Being moved is a positive emotion that occurs when positive core values arise against a backdrop of negativity regard being moved as a mixed emotion that often occurs in response to art reception but also as a more general response to highly moral situations that are compatible with self-ideals or pro-social norms, and significant aspects in any relationships.
Beauty as object always inspires us, moves us, but, humans seem to be prejudiced against the product of their own mind so much so that they abjure anything that is purely emotional.
But as George Santayana has beautifully (again beautifully, more than a quality) laid down that we have to recognize wholeheartedly that our great world of perception is influenced by our very own aesthetic feelings (Santayana, George 1896, The Sense of Beauty).
Philosophers may try to opine that moral and aesthetic judgments are expression of objective truth, and not merely expressions of human nature or else they would be condemned as hopeless triviality.
But they ignore it that any judgment is not trivial just because it is grounded upon human feelings rather triviality rests upon abstraction from human nature.

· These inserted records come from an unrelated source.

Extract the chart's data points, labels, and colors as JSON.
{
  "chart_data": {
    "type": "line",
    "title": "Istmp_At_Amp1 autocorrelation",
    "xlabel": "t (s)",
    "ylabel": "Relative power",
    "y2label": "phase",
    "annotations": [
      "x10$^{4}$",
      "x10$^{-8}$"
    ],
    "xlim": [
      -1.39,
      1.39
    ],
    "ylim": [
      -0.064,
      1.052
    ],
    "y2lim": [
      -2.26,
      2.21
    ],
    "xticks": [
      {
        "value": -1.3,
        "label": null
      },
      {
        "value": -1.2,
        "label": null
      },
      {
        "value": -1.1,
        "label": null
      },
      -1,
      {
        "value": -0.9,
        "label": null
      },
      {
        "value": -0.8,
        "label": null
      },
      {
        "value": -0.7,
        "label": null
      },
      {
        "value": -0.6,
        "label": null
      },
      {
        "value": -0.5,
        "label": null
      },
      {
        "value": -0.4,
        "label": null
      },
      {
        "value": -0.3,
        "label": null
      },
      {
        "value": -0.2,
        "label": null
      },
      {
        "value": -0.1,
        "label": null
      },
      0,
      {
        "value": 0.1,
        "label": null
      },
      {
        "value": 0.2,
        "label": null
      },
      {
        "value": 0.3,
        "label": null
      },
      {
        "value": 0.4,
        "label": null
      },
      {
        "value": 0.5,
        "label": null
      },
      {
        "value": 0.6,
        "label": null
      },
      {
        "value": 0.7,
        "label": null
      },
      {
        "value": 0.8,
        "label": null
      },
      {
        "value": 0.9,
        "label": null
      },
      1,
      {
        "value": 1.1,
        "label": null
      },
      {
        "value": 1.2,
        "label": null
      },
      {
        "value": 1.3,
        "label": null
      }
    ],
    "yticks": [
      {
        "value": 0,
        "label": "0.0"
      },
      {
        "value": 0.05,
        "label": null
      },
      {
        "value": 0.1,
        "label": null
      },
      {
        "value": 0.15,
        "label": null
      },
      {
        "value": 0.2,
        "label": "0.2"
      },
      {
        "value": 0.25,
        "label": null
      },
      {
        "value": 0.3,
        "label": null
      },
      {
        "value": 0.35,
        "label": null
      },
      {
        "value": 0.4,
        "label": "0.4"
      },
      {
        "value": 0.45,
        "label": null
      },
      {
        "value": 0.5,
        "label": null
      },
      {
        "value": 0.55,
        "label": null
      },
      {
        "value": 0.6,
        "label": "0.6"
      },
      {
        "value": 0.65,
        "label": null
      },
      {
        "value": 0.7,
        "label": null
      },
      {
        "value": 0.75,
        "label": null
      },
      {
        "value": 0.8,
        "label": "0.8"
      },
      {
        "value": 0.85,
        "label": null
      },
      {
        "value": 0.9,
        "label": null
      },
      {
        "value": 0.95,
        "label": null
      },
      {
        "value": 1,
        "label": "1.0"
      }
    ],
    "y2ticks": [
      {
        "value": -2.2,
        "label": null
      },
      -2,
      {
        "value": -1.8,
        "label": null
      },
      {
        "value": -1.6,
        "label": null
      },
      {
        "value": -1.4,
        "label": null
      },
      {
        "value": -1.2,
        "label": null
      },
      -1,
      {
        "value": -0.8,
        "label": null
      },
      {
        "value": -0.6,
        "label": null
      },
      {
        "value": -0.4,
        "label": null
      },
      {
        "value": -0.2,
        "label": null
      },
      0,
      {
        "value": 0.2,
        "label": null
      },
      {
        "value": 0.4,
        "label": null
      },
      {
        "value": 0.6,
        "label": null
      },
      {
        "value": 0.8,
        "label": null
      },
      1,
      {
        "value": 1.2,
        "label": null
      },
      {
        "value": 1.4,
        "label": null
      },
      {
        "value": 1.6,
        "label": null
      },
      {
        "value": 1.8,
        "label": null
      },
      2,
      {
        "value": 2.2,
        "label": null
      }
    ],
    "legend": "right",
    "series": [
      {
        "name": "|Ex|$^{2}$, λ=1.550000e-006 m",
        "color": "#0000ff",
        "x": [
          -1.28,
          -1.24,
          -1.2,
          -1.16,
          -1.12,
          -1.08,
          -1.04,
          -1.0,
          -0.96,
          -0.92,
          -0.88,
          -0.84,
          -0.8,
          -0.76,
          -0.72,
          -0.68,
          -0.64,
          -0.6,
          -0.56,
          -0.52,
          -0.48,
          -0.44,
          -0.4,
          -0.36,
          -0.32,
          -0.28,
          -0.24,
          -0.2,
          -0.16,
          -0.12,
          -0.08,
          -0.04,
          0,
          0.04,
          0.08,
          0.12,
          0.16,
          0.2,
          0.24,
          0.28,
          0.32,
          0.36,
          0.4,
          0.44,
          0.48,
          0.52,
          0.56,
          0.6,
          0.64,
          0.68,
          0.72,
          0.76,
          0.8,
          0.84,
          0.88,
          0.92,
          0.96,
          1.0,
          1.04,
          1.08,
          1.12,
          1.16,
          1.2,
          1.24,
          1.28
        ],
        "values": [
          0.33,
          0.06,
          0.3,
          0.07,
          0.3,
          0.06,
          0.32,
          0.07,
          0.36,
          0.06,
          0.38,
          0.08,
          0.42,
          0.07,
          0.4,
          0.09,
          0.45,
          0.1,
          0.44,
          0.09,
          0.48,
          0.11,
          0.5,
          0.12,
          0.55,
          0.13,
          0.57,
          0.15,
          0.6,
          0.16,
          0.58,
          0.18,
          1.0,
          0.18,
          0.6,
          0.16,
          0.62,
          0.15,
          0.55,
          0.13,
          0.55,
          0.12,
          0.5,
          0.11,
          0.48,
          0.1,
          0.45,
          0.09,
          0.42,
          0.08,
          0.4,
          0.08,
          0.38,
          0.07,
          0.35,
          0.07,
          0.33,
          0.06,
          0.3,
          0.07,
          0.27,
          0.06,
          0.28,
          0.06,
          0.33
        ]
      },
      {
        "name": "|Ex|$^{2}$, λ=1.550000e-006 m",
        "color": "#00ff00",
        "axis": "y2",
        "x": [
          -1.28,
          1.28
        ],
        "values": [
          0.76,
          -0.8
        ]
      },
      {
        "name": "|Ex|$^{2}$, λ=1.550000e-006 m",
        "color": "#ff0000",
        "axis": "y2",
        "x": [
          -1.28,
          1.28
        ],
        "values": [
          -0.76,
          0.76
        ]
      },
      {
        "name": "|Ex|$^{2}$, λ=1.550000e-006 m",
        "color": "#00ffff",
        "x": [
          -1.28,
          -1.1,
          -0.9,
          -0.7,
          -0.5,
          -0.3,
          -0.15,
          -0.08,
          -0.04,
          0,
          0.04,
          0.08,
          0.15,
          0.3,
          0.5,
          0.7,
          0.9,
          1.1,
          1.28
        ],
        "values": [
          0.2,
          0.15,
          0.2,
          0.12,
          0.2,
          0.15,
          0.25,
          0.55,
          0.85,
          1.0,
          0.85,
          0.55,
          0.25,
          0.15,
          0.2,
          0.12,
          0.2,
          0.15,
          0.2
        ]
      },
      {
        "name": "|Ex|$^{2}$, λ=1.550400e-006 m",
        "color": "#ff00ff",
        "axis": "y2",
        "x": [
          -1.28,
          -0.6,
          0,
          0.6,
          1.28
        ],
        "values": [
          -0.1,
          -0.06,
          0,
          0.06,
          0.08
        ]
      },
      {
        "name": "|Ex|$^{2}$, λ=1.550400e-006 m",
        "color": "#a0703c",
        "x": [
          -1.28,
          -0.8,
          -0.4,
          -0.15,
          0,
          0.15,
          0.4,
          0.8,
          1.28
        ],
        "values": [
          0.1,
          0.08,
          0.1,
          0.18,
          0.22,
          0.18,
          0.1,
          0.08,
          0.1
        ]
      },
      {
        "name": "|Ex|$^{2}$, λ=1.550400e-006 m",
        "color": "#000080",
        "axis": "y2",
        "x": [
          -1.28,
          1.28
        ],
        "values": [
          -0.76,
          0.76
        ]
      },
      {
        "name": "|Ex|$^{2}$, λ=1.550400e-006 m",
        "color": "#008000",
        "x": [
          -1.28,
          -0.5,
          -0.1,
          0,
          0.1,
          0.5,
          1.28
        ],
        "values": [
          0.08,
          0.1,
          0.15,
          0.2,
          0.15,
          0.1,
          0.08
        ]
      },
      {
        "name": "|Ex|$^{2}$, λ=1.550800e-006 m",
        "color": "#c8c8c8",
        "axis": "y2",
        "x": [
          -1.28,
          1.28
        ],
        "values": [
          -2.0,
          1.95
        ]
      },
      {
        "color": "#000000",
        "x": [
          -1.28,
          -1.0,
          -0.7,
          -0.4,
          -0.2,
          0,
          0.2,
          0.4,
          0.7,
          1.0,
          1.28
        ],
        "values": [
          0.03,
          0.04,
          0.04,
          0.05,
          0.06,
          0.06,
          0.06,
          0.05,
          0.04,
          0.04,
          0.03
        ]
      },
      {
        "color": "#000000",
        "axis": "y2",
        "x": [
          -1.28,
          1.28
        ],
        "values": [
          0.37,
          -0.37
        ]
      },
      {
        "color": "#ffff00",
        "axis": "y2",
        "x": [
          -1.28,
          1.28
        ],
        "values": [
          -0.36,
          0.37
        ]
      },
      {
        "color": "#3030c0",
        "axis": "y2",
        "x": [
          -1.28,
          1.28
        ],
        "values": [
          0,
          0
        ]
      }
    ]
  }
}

We enjoy the sublimity of the perceived object than that which is overt. Things that have stood test of time and have been admired for generation which may evoke positivity at first sight may lead to negativity flashes up in the midst of positivity, and this negativity as Katz pointed out “derives precisely from the fleetingness, ephemerality, fragility, or scarcity of the moment.”
The mundane hardly moves us, the singularly beautiful, moving, and sublime, elevating that moves us to joyful tears. There are those who have guilty pleasure of weeping however, deeply moving experience have a positive value judgment about the unexpected shaping of a value holding importance in our life and simultaneously it may evoke a negative value judgment concerning the ‘precariousness’ and ‘ephemerality’ of the positive value judgment.